1. **Sentiment Analysis**: Analyze the sentiment of each review, categorize it as positive, neutral, or negative, and store the result.
2. **Key Insights Extraction**: Extract key pieces of information from each review, such as the pros and cons mentioned, and the specific features the reviewer liked or disliked (e.g., vehicle performance, comfort, price).

You will build a LangChain-based solution that leverages language models to automatically extract this information and provide a structured summary of the reviews.

---
### **Steps to Solve:**

#### **Step 1: Load the Dataset**
- The dataset file is named `ford_car_reviews.csv` and is sourced from Kaggle: [Edmunds Consumer Car Ratings and Reviews](https://www.kaggle.com/datasets/ankkur13/edmundsconsumer-car-ratings-and-reviews).
- For this exercise, **limit the data to the first 25 records**. This can be achieved by using `df.head(25)` or `df.iloc[:25]` when loading the data into a DataFrame.

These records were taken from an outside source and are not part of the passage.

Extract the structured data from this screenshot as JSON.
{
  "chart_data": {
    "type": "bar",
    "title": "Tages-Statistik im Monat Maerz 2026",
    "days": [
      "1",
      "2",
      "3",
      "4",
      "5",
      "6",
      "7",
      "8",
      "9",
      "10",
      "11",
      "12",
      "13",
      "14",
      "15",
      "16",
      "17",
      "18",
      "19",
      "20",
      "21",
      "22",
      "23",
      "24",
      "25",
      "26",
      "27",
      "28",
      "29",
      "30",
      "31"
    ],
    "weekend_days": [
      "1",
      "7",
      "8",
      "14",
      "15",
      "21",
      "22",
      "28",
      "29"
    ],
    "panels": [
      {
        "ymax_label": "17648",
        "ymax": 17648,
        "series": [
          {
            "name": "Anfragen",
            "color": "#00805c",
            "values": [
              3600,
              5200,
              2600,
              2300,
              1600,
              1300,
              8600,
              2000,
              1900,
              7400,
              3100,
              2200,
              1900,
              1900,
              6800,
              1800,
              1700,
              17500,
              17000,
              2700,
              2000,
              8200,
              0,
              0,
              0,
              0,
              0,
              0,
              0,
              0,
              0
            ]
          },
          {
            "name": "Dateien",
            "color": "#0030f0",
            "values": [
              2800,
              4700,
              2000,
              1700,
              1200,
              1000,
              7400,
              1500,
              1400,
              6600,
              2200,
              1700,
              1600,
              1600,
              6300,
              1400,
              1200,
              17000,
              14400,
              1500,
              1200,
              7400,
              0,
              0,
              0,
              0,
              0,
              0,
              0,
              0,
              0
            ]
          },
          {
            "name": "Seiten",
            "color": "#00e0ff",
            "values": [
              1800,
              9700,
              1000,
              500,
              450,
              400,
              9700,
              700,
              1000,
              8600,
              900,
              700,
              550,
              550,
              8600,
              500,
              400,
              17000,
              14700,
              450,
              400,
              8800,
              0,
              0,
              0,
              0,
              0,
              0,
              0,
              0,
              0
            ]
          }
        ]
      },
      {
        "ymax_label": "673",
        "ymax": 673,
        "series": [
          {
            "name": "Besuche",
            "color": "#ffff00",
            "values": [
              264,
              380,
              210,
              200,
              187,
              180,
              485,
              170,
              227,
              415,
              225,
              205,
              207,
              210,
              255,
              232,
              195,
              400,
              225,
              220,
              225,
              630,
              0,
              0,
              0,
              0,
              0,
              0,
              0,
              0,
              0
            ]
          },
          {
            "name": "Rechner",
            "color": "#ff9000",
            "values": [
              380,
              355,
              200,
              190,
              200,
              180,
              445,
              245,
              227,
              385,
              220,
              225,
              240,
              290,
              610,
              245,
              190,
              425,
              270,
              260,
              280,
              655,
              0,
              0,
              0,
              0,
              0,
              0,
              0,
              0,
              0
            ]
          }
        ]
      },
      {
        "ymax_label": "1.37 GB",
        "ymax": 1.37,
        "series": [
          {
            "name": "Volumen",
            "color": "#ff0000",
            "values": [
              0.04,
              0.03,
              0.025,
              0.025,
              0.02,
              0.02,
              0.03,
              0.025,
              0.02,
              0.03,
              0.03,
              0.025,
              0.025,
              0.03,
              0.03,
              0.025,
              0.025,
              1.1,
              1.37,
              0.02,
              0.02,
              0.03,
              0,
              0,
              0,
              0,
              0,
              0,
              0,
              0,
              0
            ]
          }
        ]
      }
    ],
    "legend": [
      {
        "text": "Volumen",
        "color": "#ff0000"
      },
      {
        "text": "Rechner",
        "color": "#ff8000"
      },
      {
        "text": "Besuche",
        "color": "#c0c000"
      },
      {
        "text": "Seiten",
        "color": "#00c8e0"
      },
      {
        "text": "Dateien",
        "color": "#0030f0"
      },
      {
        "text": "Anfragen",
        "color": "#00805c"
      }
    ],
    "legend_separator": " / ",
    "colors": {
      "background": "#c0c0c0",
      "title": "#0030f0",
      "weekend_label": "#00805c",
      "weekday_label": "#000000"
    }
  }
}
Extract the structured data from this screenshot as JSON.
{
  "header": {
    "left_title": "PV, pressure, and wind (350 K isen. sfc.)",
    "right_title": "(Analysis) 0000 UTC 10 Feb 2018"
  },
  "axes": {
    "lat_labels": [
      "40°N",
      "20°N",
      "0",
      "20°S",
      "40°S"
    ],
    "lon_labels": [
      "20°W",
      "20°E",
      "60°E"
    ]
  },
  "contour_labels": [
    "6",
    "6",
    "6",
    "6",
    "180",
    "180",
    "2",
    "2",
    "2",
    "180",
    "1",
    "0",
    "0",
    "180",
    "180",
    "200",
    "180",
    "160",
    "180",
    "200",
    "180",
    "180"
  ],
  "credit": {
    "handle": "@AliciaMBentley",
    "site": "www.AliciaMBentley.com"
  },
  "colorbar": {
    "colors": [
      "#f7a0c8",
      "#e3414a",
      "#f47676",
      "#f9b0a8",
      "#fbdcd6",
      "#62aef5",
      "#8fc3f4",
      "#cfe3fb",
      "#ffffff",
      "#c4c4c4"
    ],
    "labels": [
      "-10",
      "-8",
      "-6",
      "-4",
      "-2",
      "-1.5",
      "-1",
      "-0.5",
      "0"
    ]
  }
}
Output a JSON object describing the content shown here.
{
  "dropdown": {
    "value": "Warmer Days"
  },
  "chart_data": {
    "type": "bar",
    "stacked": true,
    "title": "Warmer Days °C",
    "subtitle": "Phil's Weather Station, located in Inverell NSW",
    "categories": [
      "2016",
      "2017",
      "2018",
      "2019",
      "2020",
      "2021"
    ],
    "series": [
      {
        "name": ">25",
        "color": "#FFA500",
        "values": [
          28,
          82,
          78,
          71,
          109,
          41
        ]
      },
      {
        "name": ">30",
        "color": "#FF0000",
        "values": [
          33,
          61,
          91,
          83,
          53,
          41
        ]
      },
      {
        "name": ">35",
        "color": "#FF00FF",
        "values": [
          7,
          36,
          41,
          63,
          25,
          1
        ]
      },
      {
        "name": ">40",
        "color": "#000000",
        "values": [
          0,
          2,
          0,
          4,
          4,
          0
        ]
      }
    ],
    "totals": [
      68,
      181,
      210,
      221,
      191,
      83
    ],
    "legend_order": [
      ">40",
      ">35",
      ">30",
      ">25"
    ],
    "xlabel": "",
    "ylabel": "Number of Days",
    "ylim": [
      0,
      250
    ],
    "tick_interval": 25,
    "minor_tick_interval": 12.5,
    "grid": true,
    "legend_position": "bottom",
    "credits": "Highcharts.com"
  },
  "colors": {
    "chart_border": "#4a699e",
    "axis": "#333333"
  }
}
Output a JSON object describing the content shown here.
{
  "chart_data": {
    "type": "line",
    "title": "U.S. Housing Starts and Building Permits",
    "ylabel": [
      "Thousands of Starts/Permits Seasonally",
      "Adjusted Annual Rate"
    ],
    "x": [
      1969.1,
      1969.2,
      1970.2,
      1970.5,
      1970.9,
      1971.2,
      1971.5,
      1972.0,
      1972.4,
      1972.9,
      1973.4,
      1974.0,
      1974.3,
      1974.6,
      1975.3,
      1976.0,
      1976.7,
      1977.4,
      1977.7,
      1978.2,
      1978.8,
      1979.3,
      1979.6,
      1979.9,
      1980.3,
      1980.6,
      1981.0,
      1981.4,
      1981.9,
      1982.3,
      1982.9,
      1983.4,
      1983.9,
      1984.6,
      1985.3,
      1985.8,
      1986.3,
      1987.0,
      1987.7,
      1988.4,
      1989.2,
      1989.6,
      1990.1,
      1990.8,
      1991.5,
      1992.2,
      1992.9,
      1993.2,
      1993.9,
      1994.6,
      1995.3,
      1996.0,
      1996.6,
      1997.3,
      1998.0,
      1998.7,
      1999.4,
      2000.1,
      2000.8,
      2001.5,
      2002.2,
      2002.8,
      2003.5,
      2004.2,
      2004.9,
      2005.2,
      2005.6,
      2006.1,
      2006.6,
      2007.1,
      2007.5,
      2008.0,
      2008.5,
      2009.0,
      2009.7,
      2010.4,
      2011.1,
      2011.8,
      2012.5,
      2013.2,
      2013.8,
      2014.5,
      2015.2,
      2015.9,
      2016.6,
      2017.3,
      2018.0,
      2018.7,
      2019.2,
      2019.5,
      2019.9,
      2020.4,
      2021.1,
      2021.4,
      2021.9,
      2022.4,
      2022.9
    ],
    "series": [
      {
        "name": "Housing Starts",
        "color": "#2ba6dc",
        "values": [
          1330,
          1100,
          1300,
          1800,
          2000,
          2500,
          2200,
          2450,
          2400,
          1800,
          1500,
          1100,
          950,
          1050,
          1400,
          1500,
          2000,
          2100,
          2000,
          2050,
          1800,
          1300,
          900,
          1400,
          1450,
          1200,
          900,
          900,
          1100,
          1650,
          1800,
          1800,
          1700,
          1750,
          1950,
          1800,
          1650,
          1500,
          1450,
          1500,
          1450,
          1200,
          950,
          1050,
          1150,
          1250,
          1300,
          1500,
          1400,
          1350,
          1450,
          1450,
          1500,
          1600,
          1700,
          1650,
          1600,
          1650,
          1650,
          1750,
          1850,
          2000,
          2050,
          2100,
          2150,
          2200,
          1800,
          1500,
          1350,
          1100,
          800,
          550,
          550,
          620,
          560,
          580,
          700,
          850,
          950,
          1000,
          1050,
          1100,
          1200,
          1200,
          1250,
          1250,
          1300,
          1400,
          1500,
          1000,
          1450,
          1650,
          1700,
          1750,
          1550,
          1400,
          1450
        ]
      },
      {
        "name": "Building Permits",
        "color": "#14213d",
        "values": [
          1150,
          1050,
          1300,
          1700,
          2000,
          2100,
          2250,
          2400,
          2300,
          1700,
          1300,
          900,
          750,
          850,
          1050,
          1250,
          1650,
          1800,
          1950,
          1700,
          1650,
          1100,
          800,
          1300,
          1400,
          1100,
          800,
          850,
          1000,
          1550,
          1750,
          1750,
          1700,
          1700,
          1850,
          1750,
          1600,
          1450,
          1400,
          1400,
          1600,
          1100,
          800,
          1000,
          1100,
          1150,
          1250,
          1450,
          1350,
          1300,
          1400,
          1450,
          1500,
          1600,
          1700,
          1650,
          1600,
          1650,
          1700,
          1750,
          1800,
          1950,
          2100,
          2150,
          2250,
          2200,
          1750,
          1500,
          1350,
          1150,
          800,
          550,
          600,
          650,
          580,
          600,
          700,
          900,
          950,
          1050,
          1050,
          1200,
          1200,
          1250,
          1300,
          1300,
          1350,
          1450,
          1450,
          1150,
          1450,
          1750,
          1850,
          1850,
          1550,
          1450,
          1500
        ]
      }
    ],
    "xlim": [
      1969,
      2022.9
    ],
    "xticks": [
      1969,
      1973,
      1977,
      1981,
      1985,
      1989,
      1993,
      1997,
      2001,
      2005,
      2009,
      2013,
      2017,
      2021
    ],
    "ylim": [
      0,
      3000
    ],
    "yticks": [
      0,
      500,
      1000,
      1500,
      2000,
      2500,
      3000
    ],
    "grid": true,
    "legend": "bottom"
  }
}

#### **Step 2: Define the Sentiment Analysis Task**
- Use LangChain to create a pipeline to classify the sentiment of each review.
- Define prompts that can guide the model to evaluate the sentiment. For example:
  - "Given the following car review, classify the sentiment as positive, neutral, or negative."

#### **Step 3: Key Insights Extraction**
- Use LangChain to create a pipeline to extract pros, cons, and notable features from each review. Define prompts such as:
  - "What are the pros and cons of the vehicle described in the following review?"
  - "What specific features of the vehicle does the reviewer like or dislike?"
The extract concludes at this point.